ReplyDeleteI'm surprised this argument has lasted so long. Probably because it's dumbed down and people like alliteration. If the "I am God" statement is false, there is obviously another alternative. Maybe no one's thought of it because it doesn't start with "L". What if he's simply wrong, mistaken, incorrect? What if he believed he was the son of God because, I don't know, his parents told him so? His parents, who happened to be in a sticky predicament with Mary pregnant out of wedlock? Perhaps it was them who were the lunatics, and Jesus merely a victim?
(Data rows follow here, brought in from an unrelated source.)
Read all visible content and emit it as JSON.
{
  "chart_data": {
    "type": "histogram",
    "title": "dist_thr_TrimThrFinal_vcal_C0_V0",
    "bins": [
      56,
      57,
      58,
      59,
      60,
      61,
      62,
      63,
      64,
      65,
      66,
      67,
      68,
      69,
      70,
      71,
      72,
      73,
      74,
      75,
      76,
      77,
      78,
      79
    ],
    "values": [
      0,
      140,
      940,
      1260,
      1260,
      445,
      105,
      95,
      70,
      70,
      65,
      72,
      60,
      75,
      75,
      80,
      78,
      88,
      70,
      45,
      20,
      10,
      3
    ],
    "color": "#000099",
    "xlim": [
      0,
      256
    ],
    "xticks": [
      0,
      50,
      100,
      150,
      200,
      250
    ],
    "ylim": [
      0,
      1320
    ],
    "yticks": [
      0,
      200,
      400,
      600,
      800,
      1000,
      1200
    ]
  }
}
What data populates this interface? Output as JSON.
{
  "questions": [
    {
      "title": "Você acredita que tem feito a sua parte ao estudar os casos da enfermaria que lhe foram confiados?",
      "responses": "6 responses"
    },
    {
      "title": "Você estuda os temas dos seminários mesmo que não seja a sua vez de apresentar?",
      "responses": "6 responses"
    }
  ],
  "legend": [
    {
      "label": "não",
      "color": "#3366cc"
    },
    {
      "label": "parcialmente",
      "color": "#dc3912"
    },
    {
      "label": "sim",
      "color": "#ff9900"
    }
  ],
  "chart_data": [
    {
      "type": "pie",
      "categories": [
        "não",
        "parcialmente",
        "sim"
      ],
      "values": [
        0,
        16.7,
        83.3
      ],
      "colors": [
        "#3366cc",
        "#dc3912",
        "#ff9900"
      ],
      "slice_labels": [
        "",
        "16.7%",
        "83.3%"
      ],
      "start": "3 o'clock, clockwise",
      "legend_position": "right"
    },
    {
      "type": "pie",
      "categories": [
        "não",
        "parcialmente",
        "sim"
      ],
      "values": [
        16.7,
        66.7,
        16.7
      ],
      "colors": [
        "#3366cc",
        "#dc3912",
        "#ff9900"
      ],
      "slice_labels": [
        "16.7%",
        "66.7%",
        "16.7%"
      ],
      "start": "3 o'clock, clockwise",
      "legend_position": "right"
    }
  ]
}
ReplyDeleteAs I understand it, Tom, Lewis is not presenting this as an argument that Jesus is God. He explains, "I am trying here to prevent anyone saying the really foolish thing that people often say about Him: ‘I’m ready to accept Jesus as a great moral teacher, but I don’t accept His claim to be God.’ That is the one thing we must not say." So Lewis's argument is that these two ideas about Jesus are incompatible.
ReplyDeleteLewis is saying that for Jesus to be wrong about being the son of God he'd have to be a liar or a mad man, which is obviously not the case. There's another option, one that isn't addressed in this argument, making this a false dilemma. I would say that if Jesus was misguided about his holy origins, he could very well still be a great moral teacher, so even your proposed intent of his argument is invalid. I would argue though that his desire is most certainly to prove that Jesus is God, and many people use this argument for exactly that purpose.
ReplyDeleteThere's also the Pantheist or Suitheist option: we are all God, & Jesus was one of those who gained experiential awareness of this fact. He was neither the sole Lord, Liar, nor Lunatic; he was Enlightened, or perhaps experienced a glimmer of Enlightenment & translated it into the concepts of the Jewish culture of his time, thus calling himself the Messiah.